Although the Committee’s task initially focused on participation of federal agencies in the Program, the objectives specified in the Strategic Plan imply a need for participation beyond the federal government. To build a science base that integrates the natural and human components of the Earth system—which is useful for informing decisions, building a sustained assessment capacity, and broadening public understanding of global change—the Program requires integration of the perspectives of entities outside the federal government, particularly those responsible for making decisions about global change.
Global change will increase risks to society in a number of sectors—energy, agriculture, health, etc.—and efforts to respond effectively to those risks would benefit from collaboration among those who have extensive expertise in global change, those who have deep scientific expertise in the nature of the risk, and those who have “on the ground” experience developing programs to respond to risk.

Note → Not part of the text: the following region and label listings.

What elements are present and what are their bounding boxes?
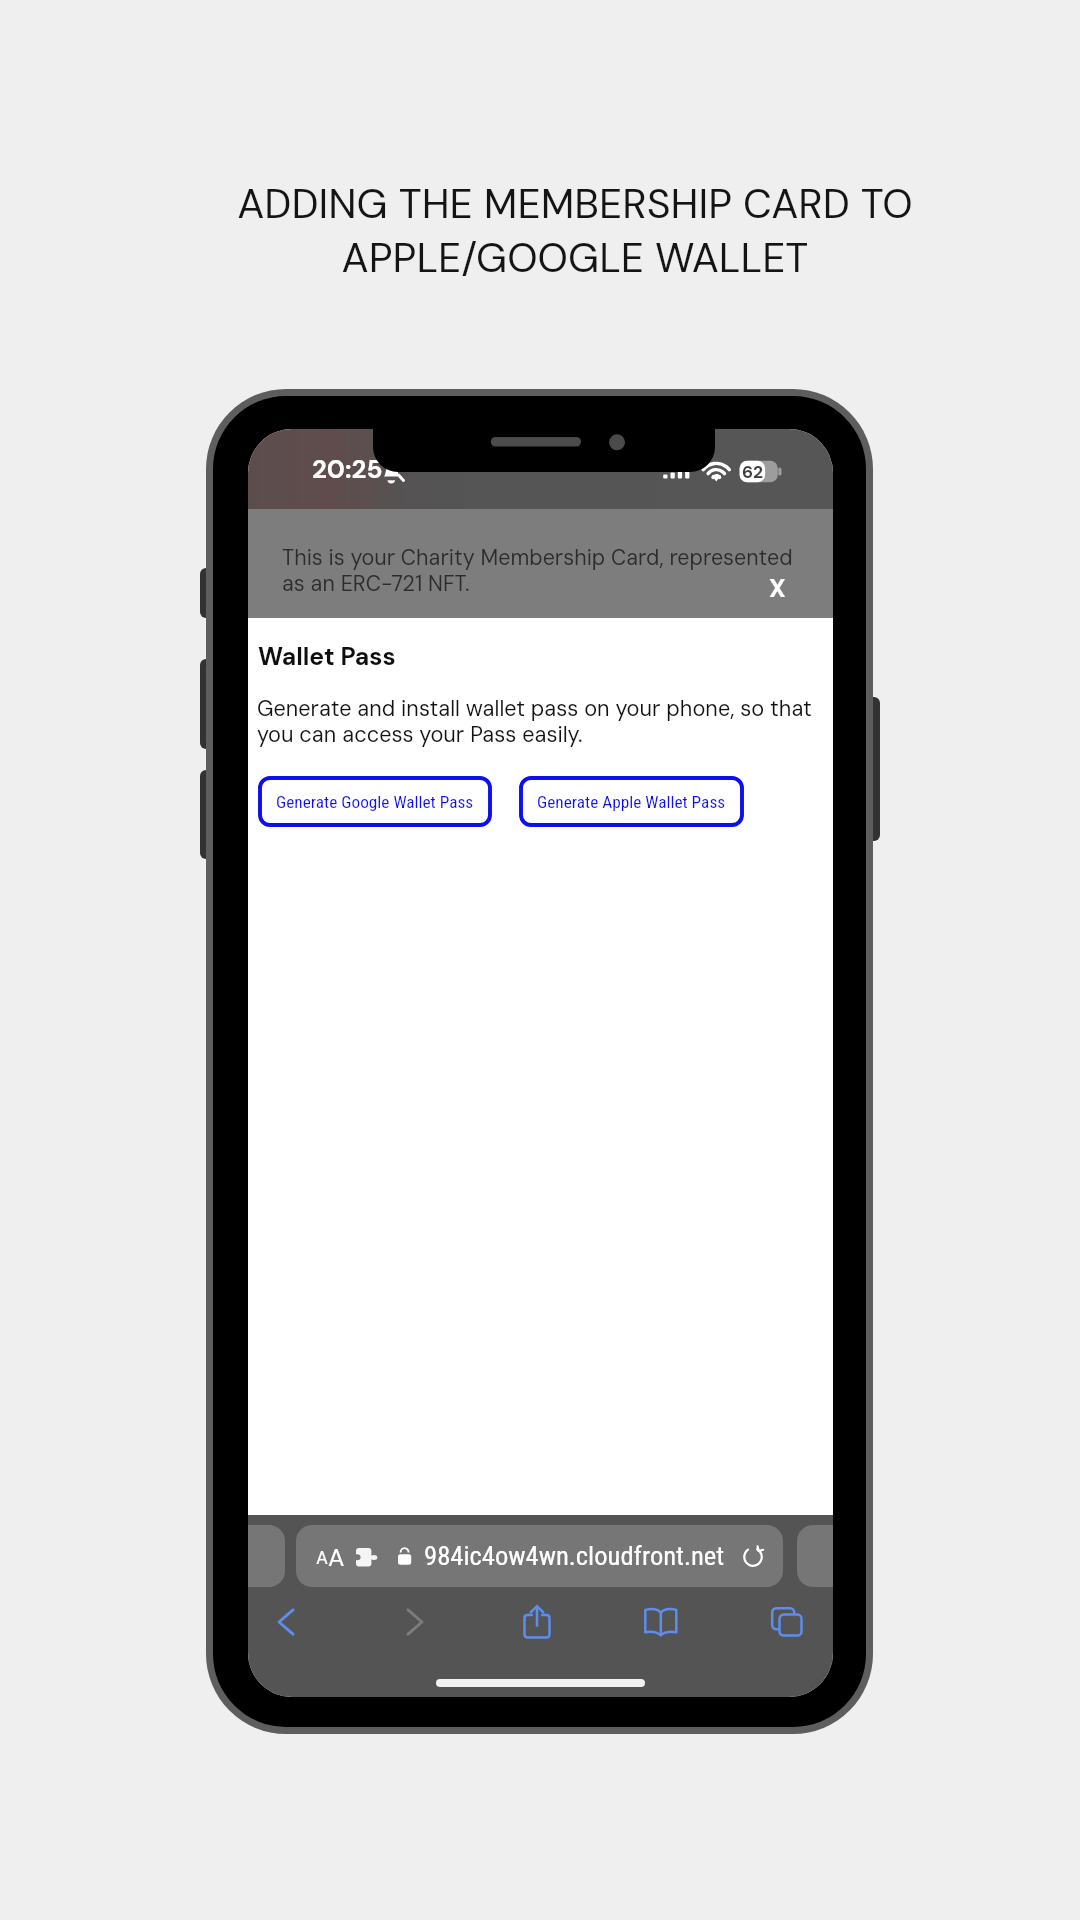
button[interactable]: Forward [388, 1595, 442, 1649]
staticText: A [328, 1541, 345, 1573]
staticText: Generate and install wallet pass on your… [257, 694, 822, 749]
button[interactable]: Close [754, 570, 800, 606]
button[interactable]: Bookmarks [634, 1595, 688, 1649]
staticText: Generate Google Wallet Pass [276, 792, 474, 812]
button[interactable]: Generate Apple Wallet Pass [519, 776, 744, 827]
staticText: ADDING THE MEMBERSHIP CARD TO APPLE/GOOG… [175, 178, 975, 284]
staticText: Wallet Pass [258, 640, 396, 672]
staticText: X [769, 572, 786, 605]
staticText: Generate Apple Wallet Pass [537, 792, 726, 812]
staticText: This is your Charity Membership Card, re… [282, 544, 794, 597]
button[interactable]: Tabs [759, 1595, 813, 1649]
button[interactable]: Generate Google Wallet Pass [258, 776, 492, 827]
button[interactable]: Back [259, 1595, 313, 1649]
button[interactable]: Address bar [296, 1525, 783, 1587]
staticText: 20:25 [312, 452, 383, 486]
staticText: 984ic4ow4wn.cloudfront.net [424, 1540, 725, 1571]
staticText: 62 [742, 461, 764, 484]
staticText: A [316, 1546, 328, 1569]
button[interactable]: Share [510, 1595, 564, 1649]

It is of course the case that federal agencies participating in the USGCRP already engage with non-federal users of federally sponsored research, in some cases extensively. For example, in the National Climate Assessment (NCA) completed in 2014, non-federal partners helped shape the process from the beginning. In many other domains as well, the Program can meet its goals far better by engaging with a variety of non-federal entities, including state and local governments, international programs and foreign governments, business and community groups, professional societies, mass media entities, educational institutions, and other entities engaged in making or informing global change decisions. Although these entities will not be involved in budgetary decisions, their input needs to be included in setting program priorities. The sustained assessment process provides a particularly important venue for such partnership because a major goal of the assessment process is to inform non-federal decision makers.
Specific recommendations on which partners are most appropriate in which contexts and on how best to engage them with the Program are beyond the scope of this report. However, the issue has been addressed in part in previous reports from the National Academies of Sciences, Engineering, and Medicine (e.g., NRC, 2008, 2009a). As recommended in those previous reports, the appropriate non-federal partners to be approached depend on the task or activity and should therefore be chosen to suit the activity. The Committee emphasizes that one of the tasks of Program leadership and of the various Program elements, as a broadened Program scope is being defined and implemented, will be to identify and engage the appropriate non-federal partners suited for each specific activity.